The deterioration was so severe that county officials decided to use multi-year capital funds that are earmarked for projects like this one.  But funding the $350,000 bridge project this way meant spreading the work over two years.  That work was extensive: the entire north concrete abutment and 75% of the south abutment had to be replaced, because of cracking, broken concrete and deterioration.  All four steel bridge bearings had corroded beyond repair, there was significant deterioration in 75% of the structural framing members, and the structural members of the trusses needed to be repaired or replaced.  On top of that, the water resistant membrane below the asphalt was beyond its useful life, and corrosion protection needed to be improved.  The bridge rail had also deteriorated and no longer met current standards.

The County reports that the road carries 340 vehicles per day.  During the construction a modular Bailey bridge, a portable truss bridge owned by the County Highway Department, was installed to the east of Red Bridge to maintain traffic.  The temporary bridge was last used during construction in Groton.

The structural work was completed last year, and it appeared construction had halted.  But with the painting bid authorized for this year's budget, the work was scheduled to resume.

"Painting will extend the life of these repairs and will include removal of all old coatings within an environmentally compliant enclosure," Martel says. "Paint removal waste will be handled and disposed of as regulated waste. Following painting, the bridge crew will re-set timber deck panels and pave the bridge’s driving surface."

Red BridgeThe current Red Bridge replaced this one, which was destroyed in a flood almost a century ago. Photo from 'Remember When - Ludlowville', compiled by Jeanne Nobles Bishop in 1997 for the Lansing Historicat Association.
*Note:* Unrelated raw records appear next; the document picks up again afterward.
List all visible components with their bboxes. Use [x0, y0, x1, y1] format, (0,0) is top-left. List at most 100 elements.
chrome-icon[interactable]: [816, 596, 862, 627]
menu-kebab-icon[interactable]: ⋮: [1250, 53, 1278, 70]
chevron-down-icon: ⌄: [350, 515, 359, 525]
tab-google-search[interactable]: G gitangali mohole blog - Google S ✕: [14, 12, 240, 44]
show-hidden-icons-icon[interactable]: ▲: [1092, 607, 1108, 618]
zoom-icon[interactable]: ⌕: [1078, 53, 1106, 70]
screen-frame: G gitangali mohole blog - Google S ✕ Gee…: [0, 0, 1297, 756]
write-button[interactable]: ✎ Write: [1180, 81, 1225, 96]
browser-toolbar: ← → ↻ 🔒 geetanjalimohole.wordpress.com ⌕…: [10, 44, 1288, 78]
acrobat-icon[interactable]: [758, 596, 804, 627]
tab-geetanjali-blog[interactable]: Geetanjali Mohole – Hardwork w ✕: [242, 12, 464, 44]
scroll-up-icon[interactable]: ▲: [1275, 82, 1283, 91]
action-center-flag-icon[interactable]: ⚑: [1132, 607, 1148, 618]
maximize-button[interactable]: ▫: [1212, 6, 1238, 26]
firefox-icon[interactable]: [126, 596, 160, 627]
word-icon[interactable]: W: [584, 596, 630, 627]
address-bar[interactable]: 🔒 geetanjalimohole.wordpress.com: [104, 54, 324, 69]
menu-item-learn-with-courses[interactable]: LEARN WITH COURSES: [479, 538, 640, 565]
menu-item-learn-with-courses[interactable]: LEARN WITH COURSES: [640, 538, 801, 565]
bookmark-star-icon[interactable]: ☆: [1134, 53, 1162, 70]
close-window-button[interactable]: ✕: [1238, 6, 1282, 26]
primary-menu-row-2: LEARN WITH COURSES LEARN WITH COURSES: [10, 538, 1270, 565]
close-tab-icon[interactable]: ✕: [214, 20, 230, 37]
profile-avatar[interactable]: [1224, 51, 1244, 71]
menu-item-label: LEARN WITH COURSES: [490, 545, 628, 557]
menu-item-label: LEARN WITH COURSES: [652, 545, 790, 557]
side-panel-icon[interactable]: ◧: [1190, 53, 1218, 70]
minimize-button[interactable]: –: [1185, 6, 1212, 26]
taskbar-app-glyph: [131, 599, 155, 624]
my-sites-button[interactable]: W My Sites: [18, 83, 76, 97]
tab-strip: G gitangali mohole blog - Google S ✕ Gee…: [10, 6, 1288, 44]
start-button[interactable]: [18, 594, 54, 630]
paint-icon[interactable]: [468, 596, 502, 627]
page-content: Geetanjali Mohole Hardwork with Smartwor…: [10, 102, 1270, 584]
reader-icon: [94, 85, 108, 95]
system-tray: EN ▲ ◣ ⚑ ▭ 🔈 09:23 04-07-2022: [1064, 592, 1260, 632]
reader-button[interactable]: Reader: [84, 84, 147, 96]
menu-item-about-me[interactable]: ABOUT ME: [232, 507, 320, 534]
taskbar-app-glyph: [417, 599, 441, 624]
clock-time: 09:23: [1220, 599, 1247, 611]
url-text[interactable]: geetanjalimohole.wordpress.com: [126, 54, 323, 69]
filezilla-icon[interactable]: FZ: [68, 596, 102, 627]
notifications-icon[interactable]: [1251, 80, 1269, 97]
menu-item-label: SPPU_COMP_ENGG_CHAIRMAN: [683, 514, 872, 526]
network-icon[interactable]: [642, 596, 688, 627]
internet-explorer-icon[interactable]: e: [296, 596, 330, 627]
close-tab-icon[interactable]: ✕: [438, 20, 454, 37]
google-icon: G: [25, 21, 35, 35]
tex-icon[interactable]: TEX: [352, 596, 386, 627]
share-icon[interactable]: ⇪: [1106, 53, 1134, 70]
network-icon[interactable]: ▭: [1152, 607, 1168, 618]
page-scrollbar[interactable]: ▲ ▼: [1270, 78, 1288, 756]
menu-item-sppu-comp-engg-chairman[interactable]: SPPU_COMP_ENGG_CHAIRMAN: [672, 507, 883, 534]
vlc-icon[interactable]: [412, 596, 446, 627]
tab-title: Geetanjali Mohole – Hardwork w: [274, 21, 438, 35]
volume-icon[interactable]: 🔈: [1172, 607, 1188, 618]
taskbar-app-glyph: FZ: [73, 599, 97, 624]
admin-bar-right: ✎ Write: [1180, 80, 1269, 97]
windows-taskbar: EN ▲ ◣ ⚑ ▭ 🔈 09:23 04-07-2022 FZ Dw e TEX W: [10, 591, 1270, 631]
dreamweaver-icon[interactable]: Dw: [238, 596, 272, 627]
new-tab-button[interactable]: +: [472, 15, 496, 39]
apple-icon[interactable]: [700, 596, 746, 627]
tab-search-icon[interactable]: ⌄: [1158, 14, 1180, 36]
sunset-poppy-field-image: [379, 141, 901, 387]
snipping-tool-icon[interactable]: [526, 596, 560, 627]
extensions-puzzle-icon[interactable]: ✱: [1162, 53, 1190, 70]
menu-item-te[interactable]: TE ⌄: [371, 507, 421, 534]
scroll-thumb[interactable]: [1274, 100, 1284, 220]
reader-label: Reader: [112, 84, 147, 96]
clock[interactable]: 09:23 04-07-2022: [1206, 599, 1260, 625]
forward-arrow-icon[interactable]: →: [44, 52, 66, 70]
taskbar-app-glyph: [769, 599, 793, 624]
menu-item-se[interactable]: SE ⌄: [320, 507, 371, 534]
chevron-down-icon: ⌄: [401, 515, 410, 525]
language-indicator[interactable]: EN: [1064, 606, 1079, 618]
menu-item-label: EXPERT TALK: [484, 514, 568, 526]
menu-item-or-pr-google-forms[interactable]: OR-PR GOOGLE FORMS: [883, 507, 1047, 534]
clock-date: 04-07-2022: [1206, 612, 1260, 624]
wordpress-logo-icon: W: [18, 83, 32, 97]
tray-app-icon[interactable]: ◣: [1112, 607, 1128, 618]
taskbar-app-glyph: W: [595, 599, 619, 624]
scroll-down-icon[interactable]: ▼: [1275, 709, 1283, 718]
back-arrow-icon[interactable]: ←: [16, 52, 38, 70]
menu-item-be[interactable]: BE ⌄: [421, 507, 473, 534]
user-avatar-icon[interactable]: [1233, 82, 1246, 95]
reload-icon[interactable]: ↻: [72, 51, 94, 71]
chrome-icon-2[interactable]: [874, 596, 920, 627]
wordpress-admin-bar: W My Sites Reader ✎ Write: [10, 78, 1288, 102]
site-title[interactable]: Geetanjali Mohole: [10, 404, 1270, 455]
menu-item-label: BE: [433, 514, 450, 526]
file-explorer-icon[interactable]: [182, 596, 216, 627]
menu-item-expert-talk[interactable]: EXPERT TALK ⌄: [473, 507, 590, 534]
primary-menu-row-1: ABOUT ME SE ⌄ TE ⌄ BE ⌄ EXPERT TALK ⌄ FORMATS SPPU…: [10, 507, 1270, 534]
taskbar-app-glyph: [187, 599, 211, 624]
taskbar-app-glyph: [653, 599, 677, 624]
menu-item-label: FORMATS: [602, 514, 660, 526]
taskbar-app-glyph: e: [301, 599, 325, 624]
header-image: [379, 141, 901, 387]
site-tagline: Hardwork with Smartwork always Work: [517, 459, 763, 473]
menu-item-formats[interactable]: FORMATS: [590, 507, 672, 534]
Town of Lansing Historian Louise Bement says that Red Bridge replaced earlier bridges at the curve in Salmon Creek where there used to be a sulfur spring.  The Lansing Historical Association's 1997 book, 'Remeber When - Ludlowville', says "Red Bridge by Sulphur Spring in Ludlowville, went out in the August 1922 flood."  Alice Bristol, who lived in the late 19th and early 20th centuries, also wrote about the bridge.

"Another pleasant walk much frequented by both old and young was the one to Sulphur Springs," writes Bristol.  "After supper on long summer evenings was the time youth took for romantic perambulations. Their elders chose Sunday afternoons for their cup of sulphur water. What Ludlowvillian does not know the place well - 'up the Creek Road' to the bridge and through the bars on Amasa Wood's place to the beginning of the woodland road which ends at the old Murphy log cabin?"

Martel says there is more to do after the bridge is painted.

"The bridge crew will re-set timber deck panels and pave the bridge’s driving surface," he says. "Once complete, an Engineering Consultant will perform a load rating calculation to determine if the current 18-ton weight limit can be lifted. The County’s Bailey bridge will be removed once the work is completed."

If the weather cooperates and all goes well, Red bridge will be reopened in August.  And Red Bridge will be red again.